Poco después están todas fuera. Elena se acerca a la nueva pareja de amigas.

– ¿Conocíais este restaurante? ¿Habéis visto lo bien que se come?

– Uy, sí, la verdad. -Y empiezan a conversar entre ellas. Un poco más allá, Cristina se acerca a Susanna, y las mira-. Bueno, Elena me parece feliz y contenta, de manera que tengo razón: él no le ha contado absolutamente nada.

– O quizá sí y, aunque ella no esté bien, no lo demuestra.

Susanna niega con la cabeza.

– No sería capaz. Elena habla mucho, se comporta de esa manera, se hace la dura, pero en realidad es muy sensible.
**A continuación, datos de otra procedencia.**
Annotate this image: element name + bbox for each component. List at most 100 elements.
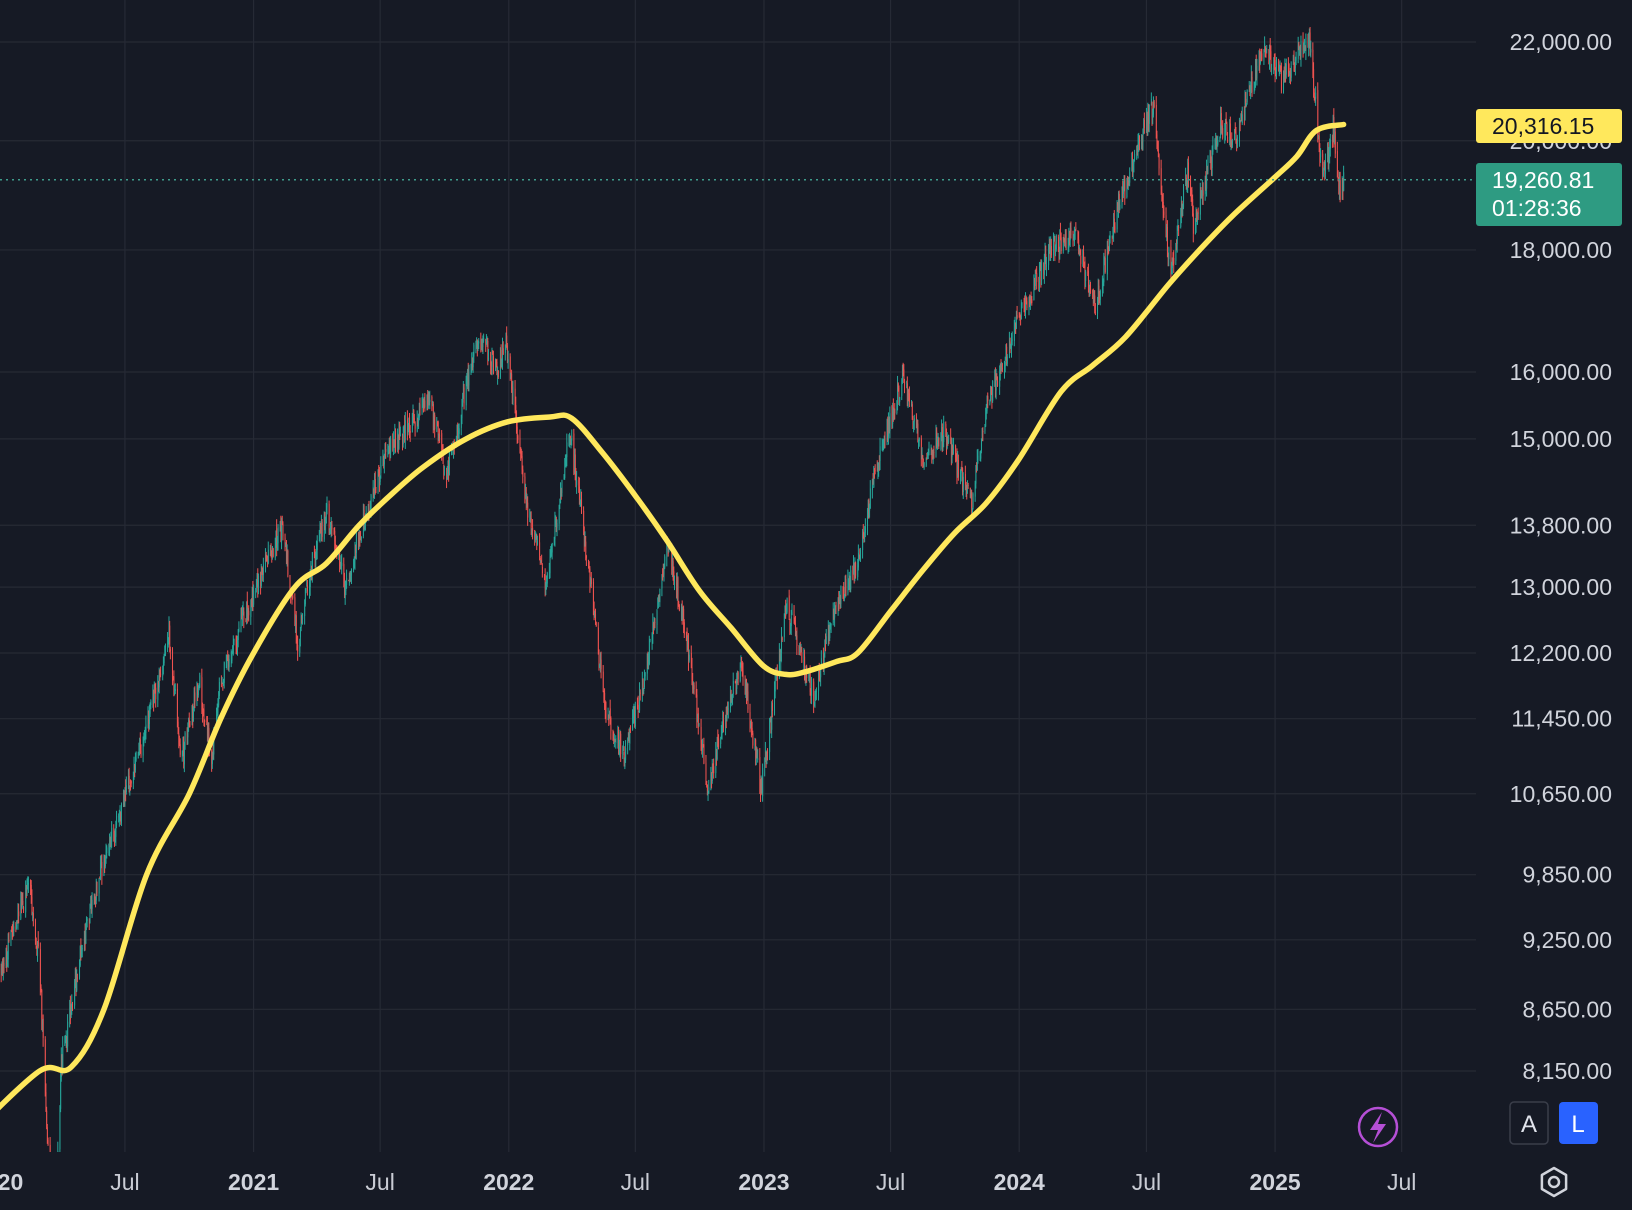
candle-body [212, 752, 214, 754]
candle-body [644, 672, 646, 677]
candle-body [340, 566, 341, 568]
candle-body [716, 750, 717, 757]
candle-body [496, 361, 498, 375]
candle-body [1280, 66, 1282, 68]
candle-body [1222, 128, 1224, 138]
candle-body [1100, 290, 1101, 300]
candle-body [564, 463, 566, 478]
candle-body [380, 464, 382, 473]
candle-body [100, 861, 102, 879]
candle-body [514, 388, 516, 405]
candle-body [31, 897, 33, 914]
candle-body [1304, 46, 1306, 50]
candle-body [653, 623, 655, 628]
candle-body [850, 570, 852, 590]
candle-body [942, 443, 944, 446]
candle-body [867, 503, 869, 517]
candle-body [447, 467, 449, 473]
candle-body [1069, 238, 1071, 240]
candle-body [30, 884, 32, 896]
candle-body [1083, 261, 1085, 264]
candle-body [1318, 135, 1320, 148]
candle-body [154, 685, 156, 688]
candle-body [594, 613, 596, 615]
candle-body [1142, 135, 1143, 144]
candle-body [735, 680, 737, 691]
candle-body [135, 756, 136, 771]
candle-body [154, 686, 155, 704]
candle-body [243, 611, 245, 620]
candle-body [1317, 90, 1319, 134]
candle-body [198, 686, 200, 690]
candle-body [402, 436, 404, 443]
candle-body [329, 530, 331, 534]
candle-body [251, 588, 253, 609]
candle-body [1234, 127, 1236, 130]
candle-body [784, 605, 786, 616]
y-tick-label: 13,800.00 [1510, 512, 1612, 538]
candle-body [628, 736, 629, 739]
settings-gear-icon[interactable] [1540, 1166, 1568, 1198]
candle-body [429, 399, 431, 402]
candle-body [1087, 269, 1089, 271]
candle-body [918, 437, 920, 442]
candle-body [123, 795, 125, 802]
candle-body [1231, 141, 1233, 144]
candle-body [407, 419, 408, 436]
candle-body [1200, 190, 1201, 215]
candle-body [197, 687, 199, 694]
candle-body [647, 656, 649, 665]
candle-body [604, 693, 606, 708]
candle-body [204, 720, 206, 723]
candle-body [857, 565, 859, 578]
candle-body [931, 449, 933, 455]
candle-body [849, 575, 850, 581]
candle-body [967, 485, 969, 486]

– Lo siento, pero no habéis entendido nada. -Camilla se acerca y las mira como si fuesen unas ingenuas. Sonríe-. Elena y yo tenemos amigos comunes. Os aseguro que es la mejor actriz que yo me haya echado a la cara jamás. -Y mientras lo dice, mueve la cabeza y tira su cigarrillo al suelo-. Bueno, yo entro, no vaya a ser que ya hayan llegado los segundos.

Y después de los segundos llegan los postres. Y luego la fruta y el café, y una grappa y un licor. Todo parece recuperar el mismo paso de siempre. Tum. El mismo ritmo. Tum. Tum. Las mismas charlas. Tum. Tum. Tum. Y, de repente, todo aminora el paso. Y parece tremendamente inútil. Alessandro los mira, mira a su alrededor. Los ve a todos que hablan, gente que se ríe, camareros que se mueven. Tanto ruido pero ningún ruido verdadero. Silencio. Es como si flotase, como si le faltase algo. Todo. Y Alessandro se da cuenta. Ya no está. No está aquel motor, el verdadero, el que hace que todo avance hacia delante, el que te hace ver las gilipolleces de la gente, la estupidez, la maldad, y tantas otras cosas y muchas más pero en su justa medida. Ese motor que te da fuerza, rabia, determinación. Ese motor que te da un motivo para volver a casa, para buscar otro gran éxito, para trabajar, cansarte, esforzarte, para alcanzar la meta final. Ese motor que, después, decide hacerte descansar justo entre sus brazos. Fácil. Mágico. Perfecto. Ese motor amor.